American and Chinese scientists reported on Wednesday in the journal Neuron how a receptor on the immune cell in the brain helps prevent or reduce severity of Alzheimer's disease, a neurodegenerative disorders affecting 47 million people worldwide.
The study, led by Xu Huaxi, a neuroscientist from Sanford Burnham Prebys Medical Discovery Institute, has shown that a receptor called TREM2 can interacts with toxic amyloid beta proteins to restore neurological function.
Xu said, TREM2 can bind specifically to oligomers of amyloid beta, the main component of the plaques found in the brains of Alzheimer's patients.
An increasing TREM2 level renders the immune cell called microglia more responsive and reduces Alzheimer's disease symptoms. Microglia is a brain cell known to be able to eat up amyloid beta.

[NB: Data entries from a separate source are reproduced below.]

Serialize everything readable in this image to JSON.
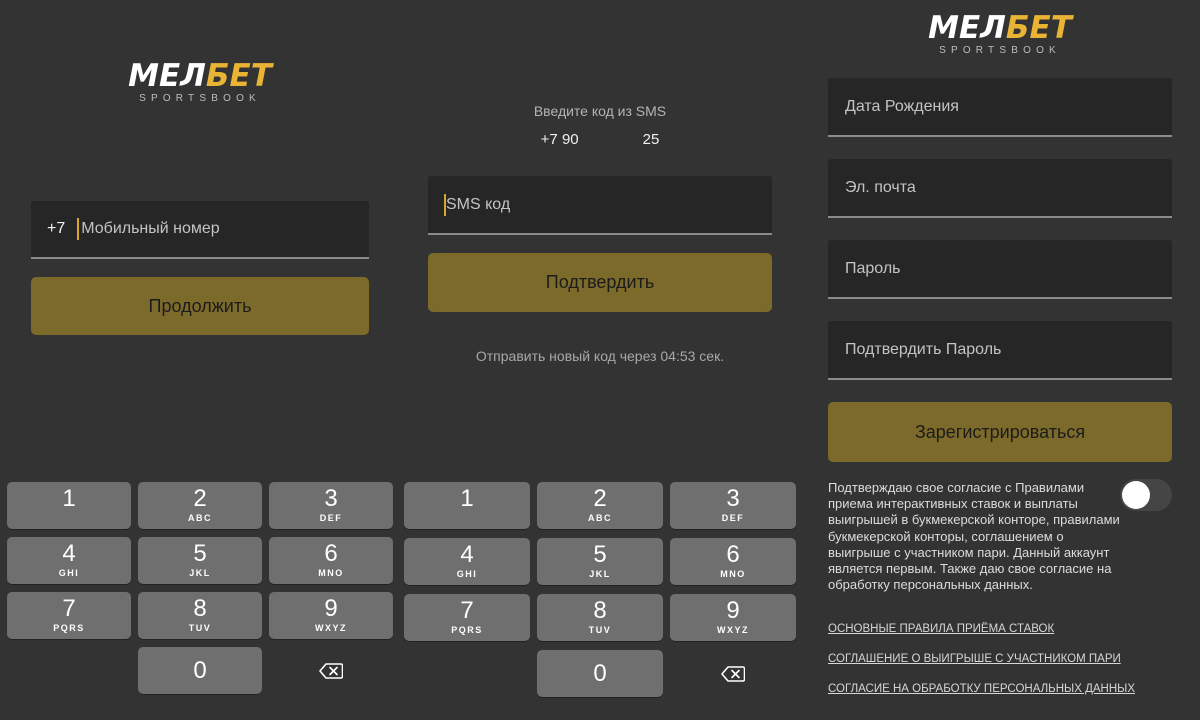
{
  "brand": {
    "name_white": "МЕЛ",
    "name_yellow": "БЕТ",
    "subtitle": "SPORTSBOOK",
    "accent_color": "#e9b434",
    "button_color": "#7c6a2a"
  },
  "phone_screen": {
    "country_code": "+7",
    "phone_placeholder": "Мобильный номер",
    "continue_button": "Продолжить"
  },
  "sms_screen": {
    "prompt": "Введите код из SMS",
    "phone_start": "+7 90",
    "phone_end": "25",
    "code_placeholder": "SMS код",
    "confirm_button": "Подтвердить",
    "resend_text": "Отправить новый код через 04:53 сек."
  },
  "keypad": {
    "keys": [
      {
        "num": "1",
        "letters": ""
      },
      {
        "num": "2",
        "letters": "ABC"
      },
      {
        "num": "3",
        "letters": "DEF"
      },
      {
        "num": "4",
        "letters": "GHI"
      },
      {
        "num": "5",
        "letters": "JKL"
      },
      {
        "num": "6",
        "letters": "MNO"
      },
      {
        "num": "7",
        "letters": "PQRS"
      },
      {
        "num": "8",
        "letters": "TUV"
      },
      {
        "num": "9",
        "letters": "WXYZ"
      },
      {
        "num": "0",
        "letters": ""
      }
    ],
    "backspace_icon": "backspace-icon"
  },
  "register_screen": {
    "birth_date_placeholder": "Дата Рождения",
    "email_placeholder": "Эл. почта",
    "password_placeholder": "Пароль",
    "confirm_password_placeholder": "Подтвердить Пароль",
    "register_button": "Зарегистрироваться",
    "consent_text": "Подтверждаю свое согласие с Правилами приема интерактивных ставок и выплаты выигрышей в букмекерской конторе, правилами букмекерской конторы, соглашением о выигрыше с участником пари. Данный аккаунт является первым. Также даю свое согласие на обработку персональных данных.",
    "consent_toggle": "off",
    "links": [
      "ОСНОВНЫЕ ПРАВИЛА ПРИЁМА СТАВОК",
      "СОГЛАШЕНИЕ О ВЫИГРЫШЕ С УЧАСТНИКОМ ПАРИ",
      "СОГЛАСИЕ НА ОБРАБОТКУ ПЕРСОНАЛЬНЫХ ДАННЫХ"
    ]
  }
}
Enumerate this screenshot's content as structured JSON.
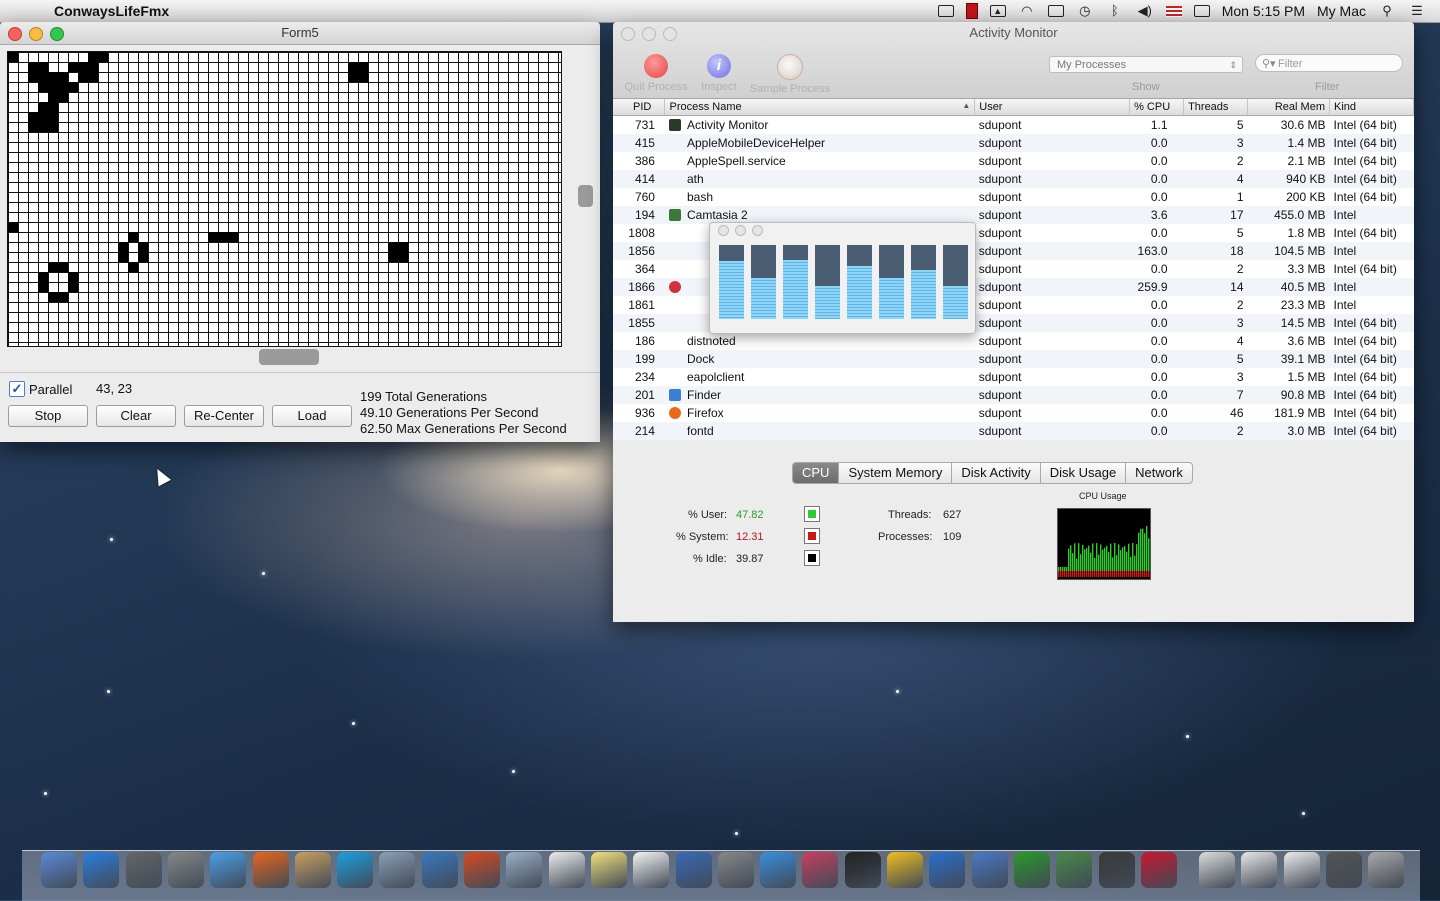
{
  "menubar": {
    "app_name": "ConwaysLifeFmx",
    "clock": "Mon 5:15 PM",
    "user": "My Mac"
  },
  "form5": {
    "title": "Form5",
    "parallel_label": "Parallel",
    "parallel_checked": true,
    "coords": "43, 23",
    "buttons": {
      "stop": "Stop",
      "clear": "Clear",
      "recenter": "Re-Center",
      "load": "Load"
    },
    "stats": [
      "199 Total Generations",
      "49.10 Generations Per Second",
      "62.50 Max Generations Per Second"
    ]
  },
  "activity_monitor": {
    "title": "Activity Monitor",
    "toolbar": {
      "quit": "Quit Process",
      "inspect": "Inspect",
      "sample": "Sample Process",
      "show_value": "My Processes",
      "show_label": "Show",
      "filter_placeholder": "Filter",
      "filter_label": "Filter"
    },
    "columns": [
      "PID",
      "Process Name",
      "User",
      "% CPU",
      "Threads",
      "Real Mem",
      "Kind"
    ],
    "rows": [
      [
        "731",
        "Activity Monitor",
        "sdupont",
        "1.1",
        "5",
        "30.6 MB",
        "Intel (64 bit)"
      ],
      [
        "415",
        "AppleMobileDeviceHelper",
        "sdupont",
        "0.0",
        "3",
        "1.4 MB",
        "Intel (64 bit)"
      ],
      [
        "386",
        "AppleSpell.service",
        "sdupont",
        "0.0",
        "2",
        "2.1 MB",
        "Intel (64 bit)"
      ],
      [
        "414",
        "ath",
        "sdupont",
        "0.0",
        "4",
        "940 KB",
        "Intel (64 bit)"
      ],
      [
        "760",
        "bash",
        "sdupont",
        "0.0",
        "1",
        "200 KB",
        "Intel (64 bit)"
      ],
      [
        "194",
        "Camtasia 2",
        "sdupont",
        "3.6",
        "17",
        "455.0 MB",
        "Intel"
      ],
      [
        "1808",
        "",
        "sdupont",
        "0.0",
        "5",
        "1.8 MB",
        "Intel (64 bit)"
      ],
      [
        "1856",
        "",
        "sdupont",
        "163.0",
        "18",
        "104.5 MB",
        "Intel"
      ],
      [
        "364",
        "",
        "sdupont",
        "0.0",
        "2",
        "3.3 MB",
        "Intel (64 bit)"
      ],
      [
        "1866",
        "",
        "sdupont",
        "259.9",
        "14",
        "40.5 MB",
        "Intel"
      ],
      [
        "1861",
        "",
        "sdupont",
        "0.0",
        "2",
        "23.3 MB",
        "Intel"
      ],
      [
        "1855",
        "",
        "sdupont",
        "0.0",
        "3",
        "14.5 MB",
        "Intel (64 bit)"
      ],
      [
        "186",
        "distnoted",
        "sdupont",
        "0.0",
        "4",
        "3.6 MB",
        "Intel (64 bit)"
      ],
      [
        "199",
        "Dock",
        "sdupont",
        "0.0",
        "5",
        "39.1 MB",
        "Intel (64 bit)"
      ],
      [
        "234",
        "eapolclient",
        "sdupont",
        "0.0",
        "3",
        "1.5 MB",
        "Intel (64 bit)"
      ],
      [
        "201",
        "Finder",
        "sdupont",
        "0.0",
        "7",
        "90.8 MB",
        "Intel (64 bit)"
      ],
      [
        "936",
        "Firefox",
        "sdupont",
        "0.0",
        "46",
        "181.9 MB",
        "Intel (64 bit)"
      ],
      [
        "214",
        "fontd",
        "sdupont",
        "0.0",
        "2",
        "3.0 MB",
        "Intel (64 bit)"
      ]
    ],
    "tabs": [
      "CPU",
      "System Memory",
      "Disk Activity",
      "Disk Usage",
      "Network"
    ],
    "selected_tab": "CPU",
    "cpu": {
      "user_label": "% User:",
      "user_value": "47.82",
      "user_color": "#2ecc2e",
      "system_label": "% System:",
      "system_value": "12.31",
      "system_color": "#d01515",
      "idle_label": "% Idle:",
      "idle_value": "39.87",
      "idle_color": "#000000",
      "threads_label": "Threads:",
      "threads_value": "627",
      "processes_label": "Processes:",
      "processes_value": "109",
      "graph_title": "CPU Usage"
    },
    "core_meter_levels": [
      0.78,
      0.55,
      0.8,
      0.45,
      0.72,
      0.55,
      0.66,
      0.45
    ]
  }
}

Without TREM2, however, microglia were much less successful at binding to, and clearing out, amyloid beta. Also, removing TREM2 downregulates microglial potassium ion channels, thus impairing the electrical currents associated with the activation of these immune cells.

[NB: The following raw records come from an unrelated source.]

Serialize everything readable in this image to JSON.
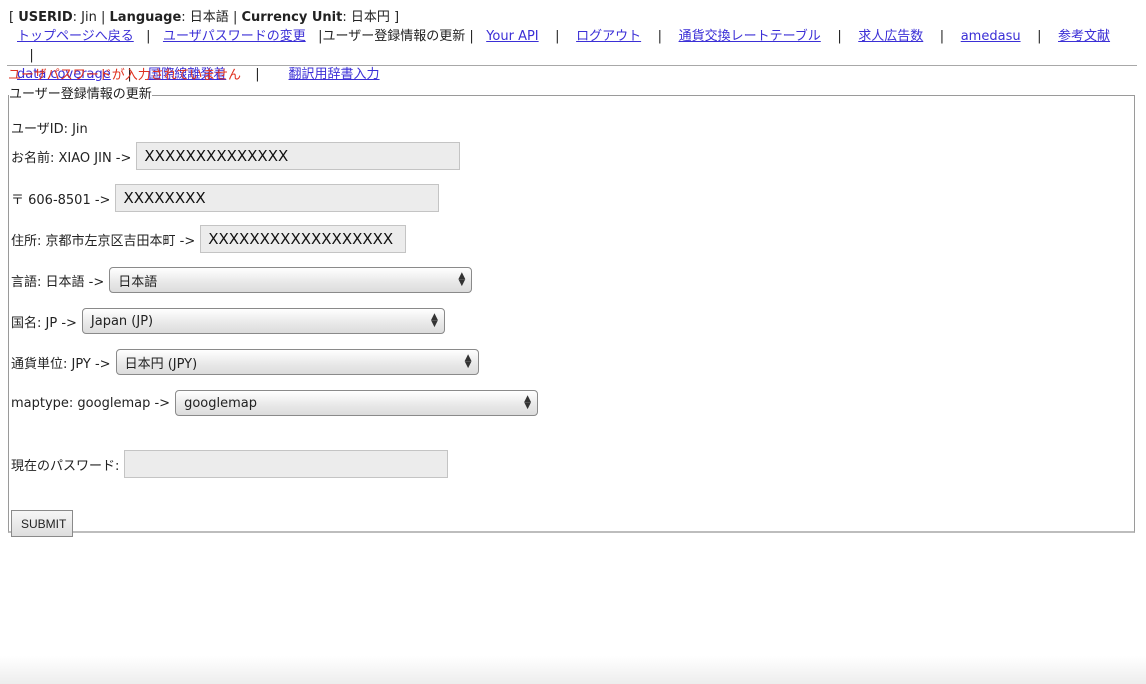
{
  "status": {
    "open": "[",
    "userid_label": "USERID",
    "userid_value": ": Jin |",
    "language_label": "Language",
    "language_value": ": 日本語 |",
    "currency_label": "Currency Unit",
    "currency_value": ": 日本円 ]"
  },
  "nav": {
    "top": "トップページへ戻る",
    "password": "ユーザパスワードの変更",
    "current": "ユーザー登録情報の更新",
    "api": "Your API",
    "logout": "ログアウト",
    "rate": "通貨交換レートテーブル",
    "jobs": "求人広告数",
    "amedasu": "amedasu",
    "refs": "参考文献",
    "coverage": "data coverage",
    "intl": "国際線離発着",
    "dict": "翻訳用辞書入力",
    "sep": "|"
  },
  "error": "ユーザパスワードが入力されていません",
  "form": {
    "legend": "ユーザー登録情報の更新",
    "userid": "ユーザID: Jin",
    "name_label": "お名前: XIAO JIN ->",
    "name_value": "XXXXXXXXXXXXXX",
    "zip_label": "〒 606-8501 ->",
    "zip_value": "XXXXXXXX",
    "address_label": "住所: 京都市左京区吉田本町 ->",
    "address_value": "XXXXXXXXXXXXXXXXXX",
    "lang_label": "言語: 日本語 ->",
    "lang_value": "日本語",
    "country_label": "国名: JP ->",
    "country_value": "Japan (JP)",
    "currency_label": "通貨単位: JPY ->",
    "currency_value": "日本円 (JPY)",
    "maptype_label": "maptype: googlemap ->",
    "maptype_value": "googlemap",
    "password_label": "現在のパスワード:",
    "password_value": "",
    "submit": "SUBMIT"
  },
  "icons": {
    "select_arrows": "up-down-chevron-icon"
  }
}
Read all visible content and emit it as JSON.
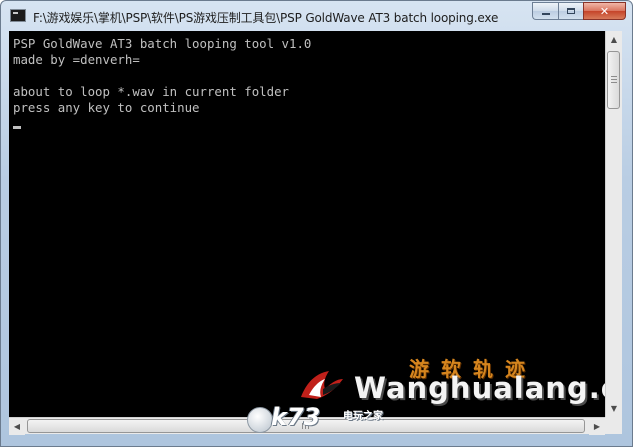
{
  "window": {
    "title": "F:\\游戏娱乐\\掌机\\PSP\\软件\\PS游戏压制工具包\\PSP GoldWave AT3 batch looping.exe",
    "icon": "console-window-icon"
  },
  "caption_buttons": {
    "minimize": "minimize-icon",
    "maximize": "maximize-icon",
    "close_label": "✕"
  },
  "console": {
    "lines": [
      "PSP GoldWave AT3 batch looping tool v1.0",
      "made by =denverh=",
      "",
      "about to loop *.wav in current folder",
      "press any key to continue"
    ],
    "text_color": "#c0c0c0",
    "background": "#000000"
  },
  "scrollbars": {
    "up_arrow": "▲",
    "down_arrow": "▼",
    "left_arrow": "◀",
    "right_arrow": "▶"
  },
  "watermark": {
    "chinese_text": "游软轨迹",
    "english_text": "Wanghualang.coM",
    "site_logo_text": "k73",
    "site_logo_sub": "电玩之家"
  },
  "colors": {
    "titlebar": "#b9cde3",
    "close_button": "#c5442a",
    "watermark_orange": "#d5851e"
  }
}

"This new research reveals specific details about how TREM2 works, and supports future therapeutic strategies to strengthen the link between amyloid beta and TREM2," said Xu.
Researchers found that the added TREM2 signaling stopped disease progression and even restored cognitive function.
"Going after microglia, rather than amyloid beta generation, may be a new research avenue for Alzheimer's disease," said Xu.
Researchers from Fujian Medical University, Xiamen University, University of Texas and University of California Los Angles participated in the study.